Bisnissawit.com – Kemenangan Indonesia dalam sengketa kelapa sawit di Organisasi Perdagangan Dunia (WTO) membuka peluang baru. Dalam bagi penyelesaian perundingan Indonesia-European Union Comprehensive Economic Partnership Agreement (IEU-CEPA) dan menekan implementasi European Union Deforestation Regulation (EUDR).
Melansir situs resmi Menteri Koordinator (Menko) Perekonomian, Airlangga Hartarto menyampaikan perihal ini kepada wartawan di Jakarta, Minggu (19/1/2025).
Airlangga Hartarto meyakini kemenangan ini memperkuat posisi Indonesia dan Malaysia. Sebagai negara produsen kelapa sawit terbesar, memperjuangkan perlakuan yang adil bagi komoditas sawit.
Airlangga Hartarto menegaskan kemenangan di WTO memberikan momentum bagi kedua negara untuk memperkuat strategi implementasi dan mencegah diskriminasi terhadap sawit di masa mendatang. Kemenangan ini juga diharapkan menghilangkan hambatan yang selama ini mewarnai perundingan IEU-CEPA.
“Kami berharap kemenangan Indonesia di WTO melawan Uni Eropa membantu penyelesaian perundingan IEU-CEPA,” tutur Airlangga Hartarto.
Perjuangan Indonesia dan Malaysia bersama Council of Palm Oil Producing Countries (CPOPC) di Brussels sebelumnya menunjukkan komitmen kuat melawan diskriminasi Uni Eropa terhadap sawit. Misi-misi ini melibatkan pertemuan dengan parlemen Uni Eropa, aktivis NGO, pengusaha, dan CEO. Perundingan IEU-CEPA sendiri telah berlangsung belasan kali dengan tujuan meningkatkan perdagangan, investasi, dan kemakmuran bersama.
Lebih lanjut, Airlangga Hartarto menekankan dampak kemenangan WTO terhadap EUDR. Ia meyakini kemenangan ini menjadi alat penekan bagi Uni Eropa terkait implementasi EUDR yang ditunda hingga 30 Desember 2025.

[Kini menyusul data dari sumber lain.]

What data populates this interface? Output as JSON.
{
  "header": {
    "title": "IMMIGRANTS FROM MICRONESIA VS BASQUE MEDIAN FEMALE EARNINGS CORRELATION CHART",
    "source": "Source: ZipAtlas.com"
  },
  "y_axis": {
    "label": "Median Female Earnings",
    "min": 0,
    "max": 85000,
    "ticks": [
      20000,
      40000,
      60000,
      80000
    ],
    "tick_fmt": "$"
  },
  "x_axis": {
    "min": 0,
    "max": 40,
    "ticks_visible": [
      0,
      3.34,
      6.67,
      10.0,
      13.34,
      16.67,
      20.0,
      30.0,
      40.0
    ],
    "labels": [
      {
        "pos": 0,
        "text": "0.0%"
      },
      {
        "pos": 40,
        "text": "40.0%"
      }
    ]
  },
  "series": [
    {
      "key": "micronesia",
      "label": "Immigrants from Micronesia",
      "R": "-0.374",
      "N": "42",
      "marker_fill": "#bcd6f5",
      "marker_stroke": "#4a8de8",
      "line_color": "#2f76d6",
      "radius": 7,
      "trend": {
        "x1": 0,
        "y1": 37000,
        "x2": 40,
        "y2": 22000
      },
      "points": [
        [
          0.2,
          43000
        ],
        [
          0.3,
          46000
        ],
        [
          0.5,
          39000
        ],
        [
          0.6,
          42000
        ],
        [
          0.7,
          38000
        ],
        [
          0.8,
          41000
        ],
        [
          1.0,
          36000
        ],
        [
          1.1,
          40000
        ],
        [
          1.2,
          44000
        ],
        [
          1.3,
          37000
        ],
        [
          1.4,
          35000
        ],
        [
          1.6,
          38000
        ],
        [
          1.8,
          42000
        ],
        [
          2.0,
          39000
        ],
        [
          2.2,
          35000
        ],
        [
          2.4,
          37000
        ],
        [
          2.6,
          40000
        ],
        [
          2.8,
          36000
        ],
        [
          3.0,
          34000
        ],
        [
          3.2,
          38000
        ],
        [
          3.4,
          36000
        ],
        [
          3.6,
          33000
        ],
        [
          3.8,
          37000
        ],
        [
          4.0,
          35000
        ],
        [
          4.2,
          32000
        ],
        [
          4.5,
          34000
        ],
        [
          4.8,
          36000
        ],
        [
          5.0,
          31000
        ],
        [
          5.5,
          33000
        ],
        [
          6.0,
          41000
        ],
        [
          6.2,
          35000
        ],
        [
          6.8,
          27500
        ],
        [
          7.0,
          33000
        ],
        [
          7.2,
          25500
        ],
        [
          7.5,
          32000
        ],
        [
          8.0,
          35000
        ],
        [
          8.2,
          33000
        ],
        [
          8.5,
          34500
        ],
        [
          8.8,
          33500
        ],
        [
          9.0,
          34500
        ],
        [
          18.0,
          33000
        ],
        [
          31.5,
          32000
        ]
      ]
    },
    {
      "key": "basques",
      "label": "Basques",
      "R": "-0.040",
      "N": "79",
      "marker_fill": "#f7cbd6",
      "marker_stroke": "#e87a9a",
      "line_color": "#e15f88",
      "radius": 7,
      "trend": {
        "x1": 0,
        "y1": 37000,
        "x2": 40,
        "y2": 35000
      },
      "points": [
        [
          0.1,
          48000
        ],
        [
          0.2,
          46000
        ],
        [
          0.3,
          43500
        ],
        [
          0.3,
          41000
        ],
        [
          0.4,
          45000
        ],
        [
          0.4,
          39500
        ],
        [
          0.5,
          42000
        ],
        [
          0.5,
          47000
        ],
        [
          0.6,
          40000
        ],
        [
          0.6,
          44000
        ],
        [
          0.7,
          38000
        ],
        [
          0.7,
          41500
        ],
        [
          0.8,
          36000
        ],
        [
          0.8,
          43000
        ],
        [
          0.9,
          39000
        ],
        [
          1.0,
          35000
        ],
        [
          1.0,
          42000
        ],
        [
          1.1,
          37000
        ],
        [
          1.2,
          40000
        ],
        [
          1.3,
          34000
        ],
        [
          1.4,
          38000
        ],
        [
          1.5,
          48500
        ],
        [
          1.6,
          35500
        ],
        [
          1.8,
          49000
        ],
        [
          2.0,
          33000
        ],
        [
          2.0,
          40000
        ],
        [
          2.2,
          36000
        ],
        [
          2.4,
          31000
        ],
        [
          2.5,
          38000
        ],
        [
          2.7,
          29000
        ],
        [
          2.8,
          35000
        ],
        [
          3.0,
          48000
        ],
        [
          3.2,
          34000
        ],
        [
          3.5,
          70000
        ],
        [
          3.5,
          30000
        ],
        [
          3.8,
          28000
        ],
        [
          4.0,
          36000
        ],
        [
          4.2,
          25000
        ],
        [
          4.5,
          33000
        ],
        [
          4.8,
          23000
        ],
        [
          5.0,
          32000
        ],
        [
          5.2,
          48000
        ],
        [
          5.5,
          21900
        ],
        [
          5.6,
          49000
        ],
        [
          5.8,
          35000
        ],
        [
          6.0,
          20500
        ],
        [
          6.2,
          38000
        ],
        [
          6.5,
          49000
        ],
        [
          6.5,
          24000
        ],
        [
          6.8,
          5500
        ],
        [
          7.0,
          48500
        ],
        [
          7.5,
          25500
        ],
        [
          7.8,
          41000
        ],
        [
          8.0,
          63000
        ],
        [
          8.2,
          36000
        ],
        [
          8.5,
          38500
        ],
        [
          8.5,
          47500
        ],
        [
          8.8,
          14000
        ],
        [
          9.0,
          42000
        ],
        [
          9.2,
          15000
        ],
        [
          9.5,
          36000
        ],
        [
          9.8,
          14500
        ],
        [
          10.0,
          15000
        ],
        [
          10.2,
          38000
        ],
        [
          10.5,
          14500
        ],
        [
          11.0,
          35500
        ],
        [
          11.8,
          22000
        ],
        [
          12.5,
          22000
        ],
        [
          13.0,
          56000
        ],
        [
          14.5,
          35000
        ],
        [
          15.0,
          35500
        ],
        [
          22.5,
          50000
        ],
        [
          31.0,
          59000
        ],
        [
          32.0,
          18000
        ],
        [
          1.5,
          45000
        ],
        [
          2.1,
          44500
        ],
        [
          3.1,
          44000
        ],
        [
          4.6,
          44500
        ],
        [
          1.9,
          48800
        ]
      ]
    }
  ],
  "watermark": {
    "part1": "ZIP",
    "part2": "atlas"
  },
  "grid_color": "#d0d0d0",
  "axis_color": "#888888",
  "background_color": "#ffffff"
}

“Keputusan WTO berdampak pada kebijakan EUDR yang diambil Uni Eropa,” kata Airlangga.
Airlangga Hartarto menambahkan penundaan implementasi EUDR selama satu tahun mengindikasikan ketidaksiapan Uni Eropa. Keputusan WTO ini memberikan kekuatan tambahan bagi Indonesia dalam menentang kebijakan EUDR. Indonesia akan terus menentang kebijakan diskriminatif dan tidak pro-rakyat, mengingat lebih dari 41% penggarap kebun kelapa sawit di Indonesia adalah pekebun rakyat.
Menteri Perdagangan, Budi Santoso, sebelumnya menyambut baik putusan Panel WTO yang menegaskan Uni Eropa melakukan diskriminasi terhadap biofuel berbahan baku kelapa sawit Indonesia dibandingkan produk minyak nabati serupa dari Uni Eropa dan negara lain. Ia berharap putusan ini mencegah negara mitra dagang lain memberlakukan kebijakan serupa yang berpotensi menghambat perdagangan global.